Die Quellensituation für die westliche Altmark ist vergleichsweise günstig, auch wenn bis zum Beginn des 12. Jh. nur wenige Quellen äußerst spärliche Informationen über diesen Raum geben. Dagegen sind die Archive der seit dem 12. Jh. in diesem Raum erscheinenden Grundbesitzer zu großen Teilen erhalten. Das Archiv des Stifts Diesdorf11 dürfte nur geringfügige Verluste erlitten haben, auch der Urkundenbestand des Klosters Arendsee12 ist trotz Verlusten durch ein Kopialbuch aus dem 14. Jh., das einige Nachträge aus dem 15. Jh. enthält, zum größten Teil bekannt.

Verschollen ist dagegen das Archiv des Klosters Dambeck,13 dessen Güterbesitz sich südlich Salzwedels in Nähe der Jeetze konzentrierte.

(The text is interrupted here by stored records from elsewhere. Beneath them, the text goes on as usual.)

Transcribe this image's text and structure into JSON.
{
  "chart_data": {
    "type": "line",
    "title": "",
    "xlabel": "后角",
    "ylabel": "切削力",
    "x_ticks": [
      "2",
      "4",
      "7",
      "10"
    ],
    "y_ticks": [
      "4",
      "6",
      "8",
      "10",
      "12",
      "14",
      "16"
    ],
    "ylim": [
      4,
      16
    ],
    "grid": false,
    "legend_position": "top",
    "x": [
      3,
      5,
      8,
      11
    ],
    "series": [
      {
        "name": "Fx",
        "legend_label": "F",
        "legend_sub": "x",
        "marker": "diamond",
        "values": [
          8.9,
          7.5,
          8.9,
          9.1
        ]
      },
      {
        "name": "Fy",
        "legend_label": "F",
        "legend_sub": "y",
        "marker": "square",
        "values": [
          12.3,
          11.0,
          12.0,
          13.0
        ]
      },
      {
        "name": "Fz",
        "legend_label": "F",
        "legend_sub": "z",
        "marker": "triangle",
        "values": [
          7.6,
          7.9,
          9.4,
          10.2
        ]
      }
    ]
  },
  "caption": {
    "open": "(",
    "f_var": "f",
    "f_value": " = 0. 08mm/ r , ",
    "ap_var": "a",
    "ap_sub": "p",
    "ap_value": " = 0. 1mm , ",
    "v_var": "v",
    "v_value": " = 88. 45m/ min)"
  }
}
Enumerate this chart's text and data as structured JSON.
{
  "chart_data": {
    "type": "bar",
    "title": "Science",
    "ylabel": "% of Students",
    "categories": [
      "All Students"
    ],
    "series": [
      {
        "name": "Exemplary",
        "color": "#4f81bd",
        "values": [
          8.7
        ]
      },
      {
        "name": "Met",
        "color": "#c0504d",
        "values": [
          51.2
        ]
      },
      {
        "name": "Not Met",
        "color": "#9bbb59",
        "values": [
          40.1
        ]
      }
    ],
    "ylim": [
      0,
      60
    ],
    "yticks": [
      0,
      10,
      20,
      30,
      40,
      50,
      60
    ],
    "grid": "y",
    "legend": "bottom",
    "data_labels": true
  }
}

Dieser Verlust ist besonders schmerzlich, da die wenigen erhaltenen Quellen Hinweise auf altertümliche Rechtsverhältnisse geben und in diesem Raum vermutlich Kontinuität sächsischer Siedlung und Kontakt mit slawischen Siedlern bestand.

Die westliche Altmark gehörte zum Bistum Verden, dessen Archiv zu großen Teilen verloren ging. Ein Verzeichnis aus dem 14. Jh., das vermutlich Pfarrkirchen nennt, in denen dem Bischof das cathedraticum zustand, und ein äußerst wertvolles Prokurationsregister der Propstei Salzwedel vom Anfang des 15. Jh. wurden in den Verdener Geschichtsquellen ediert14. Wertvolle Informationen bieten auch die Visitationsrezesse von 1541;15 allerdings kam es bereits vor der Reformation zu grundlegenden Umgestaltungen der kirchlichen Organisation, so daß die Angaben der Rezesse nur mit Vorsicht zur Rekonstruktion älterer Zustände benutzt werden können.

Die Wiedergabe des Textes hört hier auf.